O naufrágio de Ulisses
Ironicamente, que seja este drama que agora vivemos com os refugiados, a oportunidade para nos tornarmos mais humanos, mais europeus.
“Ai de mim, a que terra chego de novo?
Serão eles homens violentos, selvagens e injustos?
Ou serão dados à hospitalidade e tementes aos deuses?”
Homero, Odisseia, canto VI (tradução e adaptação de Frederico Lourenço)
A denominação de “clássico” é vulgarmente usada sem que percebamos exatamente o que a palavra significa. Diz-se clássico quando nos referimos a alguma coisa que é atemporal, como que eternamente válida, modelo que define normas; o clássico é desejado, imitado, recriado e reinterpretado.
Era neste sentido que há uns anos Italo Calvino nos interpelava: Porque ler os Clássicos? E a pergunta diz respeito a mais que uma cultura antiga, a uma literatura ou Belles Letres exteriores a nós. A validade e a necessidade de regressar e de ler os clássicos reside na radiografia de nós mesmos que fazemos a cada linha e a cada pensamento.
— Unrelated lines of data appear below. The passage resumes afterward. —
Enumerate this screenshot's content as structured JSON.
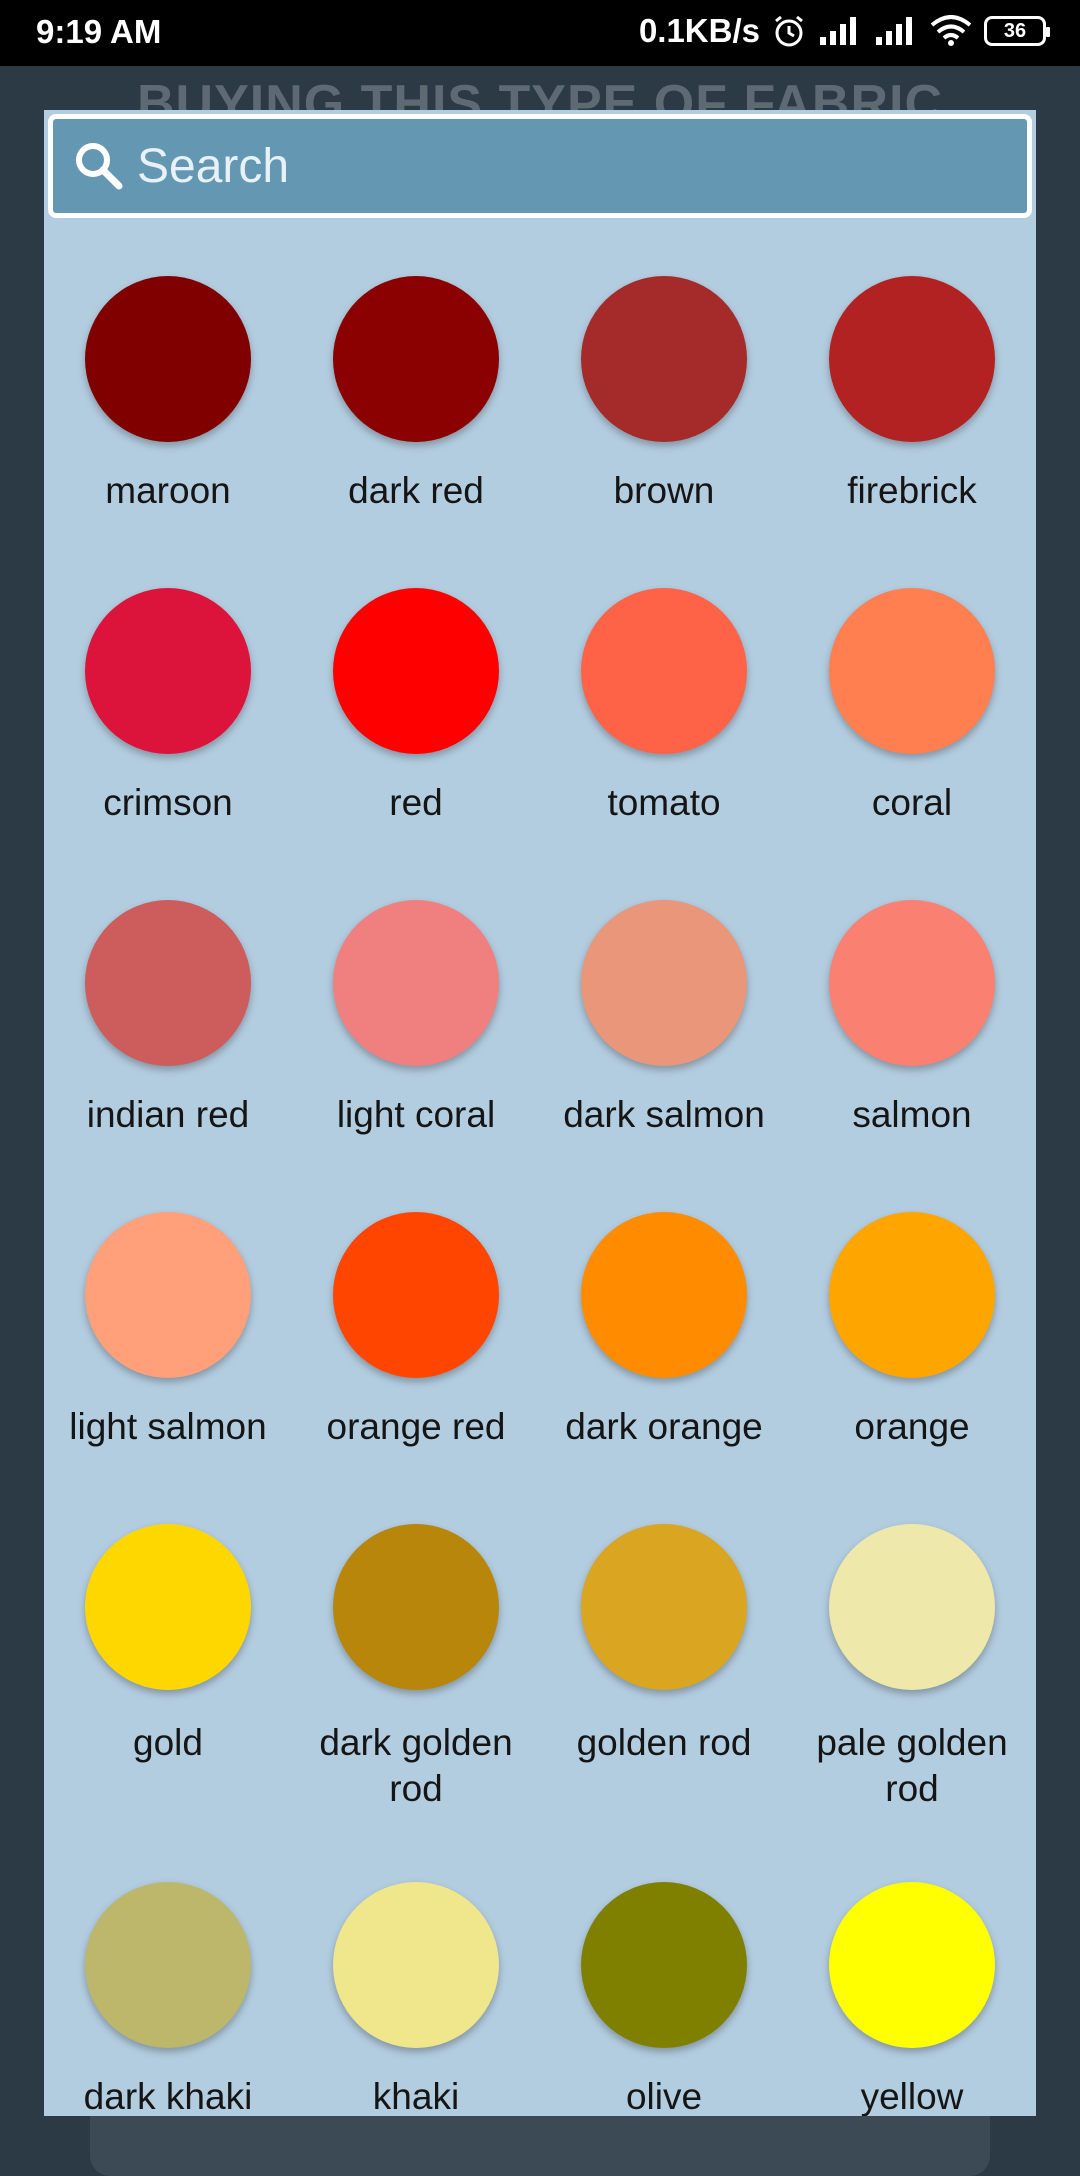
{
  "status_bar": {
    "time": "9:19 AM",
    "network_speed": "0.1KB/s",
    "battery": "36"
  },
  "background": {
    "title": "BUYING THIS TYPE OF FABRIC"
  },
  "search": {
    "placeholder": "Search",
    "value": ""
  },
  "colors": [
    {
      "name": "maroon",
      "hex": "#800000"
    },
    {
      "name": "dark red",
      "hex": "#8B0000"
    },
    {
      "name": "brown",
      "hex": "#A52A2A"
    },
    {
      "name": "firebrick",
      "hex": "#B22222"
    },
    {
      "name": "crimson",
      "hex": "#DC143C"
    },
    {
      "name": "red",
      "hex": "#FF0000"
    },
    {
      "name": "tomato",
      "hex": "#FF6347"
    },
    {
      "name": "coral",
      "hex": "#FF7F50"
    },
    {
      "name": "indian red",
      "hex": "#CD5C5C"
    },
    {
      "name": "light coral",
      "hex": "#F08080"
    },
    {
      "name": "dark salmon",
      "hex": "#E9967A"
    },
    {
      "name": "salmon",
      "hex": "#FA8072"
    },
    {
      "name": "light salmon",
      "hex": "#FFA07A"
    },
    {
      "name": "orange red",
      "hex": "#FF4500"
    },
    {
      "name": "dark orange",
      "hex": "#FF8C00"
    },
    {
      "name": "orange",
      "hex": "#FFA500"
    },
    {
      "name": "gold",
      "hex": "#FFD700"
    },
    {
      "name": "dark golden rod",
      "hex": "#B8860B"
    },
    {
      "name": "golden rod",
      "hex": "#DAA520"
    },
    {
      "name": "pale golden rod",
      "hex": "#EEE8AA"
    },
    {
      "name": "dark khaki",
      "hex": "#BDB76B"
    },
    {
      "name": "khaki",
      "hex": "#F0E68C"
    },
    {
      "name": "olive",
      "hex": "#808000"
    },
    {
      "name": "yellow",
      "hex": "#FFFF00"
    }
  ]
}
Talvez poucas vezes, como hoje, seja tão necessário regressar às raízes e às origens para perceber essências e delimitar as margens até onde nos queremos mover e sair do lugar de conforto.
Também poucas vezes, como hoje, me foi dado compreender o alcance de um dos mais festejados clássicos da nossa cultura, especialmente um dos seus episódios mais significativos: a chegada de Ulisses à ilha dos Feaces, sendo aí acolhido. As similitudes com os dias de hoje são gritantes.
Diz-nos a Odisseia de Homero que depois de largos anos num cativeiro na gruta de Circe, Ulisses enceta uma longa e atribulada fuga que o conduziria a casa, lançando-se nas águas do Mediterrâneo. Náufrago, como tanta gente que ontem e hoje enceta fugas nesse mar interior, Ulisses vai dar a uma praia, inconsciente, como morto. Já é o único sobrevivente do seu frágil bote, de toda uma turba que se lançou ao mar depois da terrível guerra nas praias de Tróia.
Sem o saber, qual moribundo, o príncipe de Ítaca dera à costa do reino dos Feaces. Será a filha do rei a recolher o náufrago e a indicar a Ulisses como agir para ser bem acolhido. Nausícaa, de seu nome, oferece ajuda sem nada pedir em troca.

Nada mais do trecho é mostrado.